Okuma ve yazmada büyük zorluk yaratan bu sistemin yerin 1956 – 1959 yıllarında yeni bir sistem kurulmuştur. Meslek dersleri öğretmenlerinden oluşan (1956 yılında 23, 1957’de 20, 1958’de 19 ve 1959’da 6 kişilik) komisyonlarda incelemeler yapılmış; her yıl bir önceki yılın uygulamaları gözden geçirilmiş ve 1959 yılındaki son komisyon (Sevim Ergör/Ünlü, Muzaffer Okutkan, Melahat Oral, Muzaffer Parlar, Seher Turanlı/Özdoğan, İhsan Yener) ve Amerikalı Eğitim müşaviri Dr.Anthony R. Lanza sisteme son şeklini vermiş ve “Yeni Metod Stenografi” adlı kitap Ticaret ve Turizm Yüksek Öğretmen Okulu yayınları arasından çıkmıştır. Dördüncü (son) baskısı 1950 yılında yayınlanmıştır.
Bu stenografi sisteminde de geometrik şekiller egemendir. Çünkü kökeni daha önceki sistemdir. Ancak eski sistemin aksayan birçok yönü düzeltilmiştir.
Kalınlaştırma ve küçültme kaldırılmış ve okuma – yazma kolaylaştırılmıştır. Satırın üzerinde yazma durumu giderilmiştir. Bir harfin başta, ortada ve sonda ayrı ayrı şekillerde yazılma durumu ortadan kaldırılmıştır. Ancak fonetik çiftler yine tek işaretle gösterilmiştir. Eylem ekleri ve diğer eklerin çoğu ayrı yazıldığı, bazen da çift yazıldığı için bir kelimeyi yazarken el birkaç kez kalkmaktadır.
Daha sonra, 1980 yılında Muzaffer Okutkan tarafından yeni bir sistem oluşturulmuş ve İmyazım – Yeni Stenografi adlı kitap yayınlanmıştır.
Bu sistem hazırlanırken Millî Eğitim Bakanlığının, Planlama Araştırma ve Koordinasyon Dairesi’ne bilgisayar sistemiyle yaptırdığı bir araştırmadan da yararlanılmıştır. Bu araştırma ile, kelimelerin (köklerin, tabanların, eklerin), harflerin geçiş sayıları ve oranları bulunmuştur. Bunun için, yaşayan dille ilgili olmasını sağlamak bakımından, gazete yazılarından oluşan 200.000 kelime bilgisayara alınmıştır.
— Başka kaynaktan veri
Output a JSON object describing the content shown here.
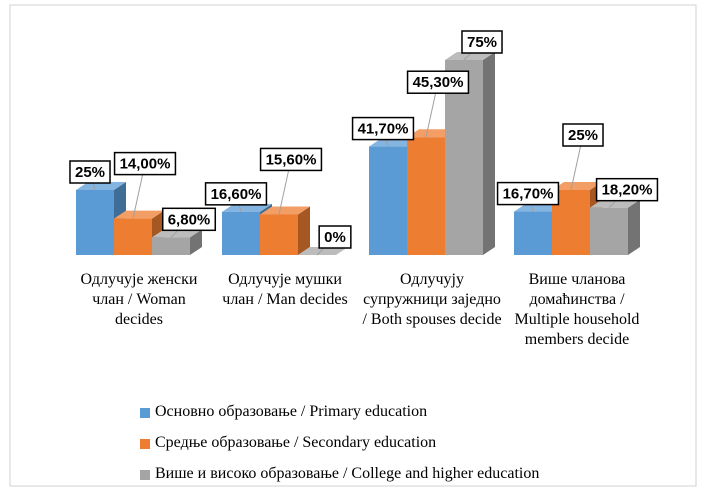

Bu sistemde, Amerikan Gregg Stenosundan esinlenildiği için, geometrik şekiller, köşeler, derin kavisler ortadan kalkmış ve sisteme elyazısının elipse dayalı hareketleri egemen olmuş; böylece akıcı olarak yazma imkanı doğmuştur. Eski sistemlerdeki, köşelerin yarattığı tutuk yazma durumu ortadan kaldırılmıştır.
Harflerin çoğu ayrı bir işaretle gösterilmek suretiyle okuma ve yazmada kolaylık sağlanmış; fonetik çiftler ayrı fakat birbirine benzer işaretlerle gösterilmiştir.
Eylem ekleri ve diğer eklerin büyük bir çoğunluğu bitişik yazıldığı için, bir kelimeyi yazarken elin kalkması ortadan kaldırılmış ve bu da akıcı yazmaya yardımcı olmuştur.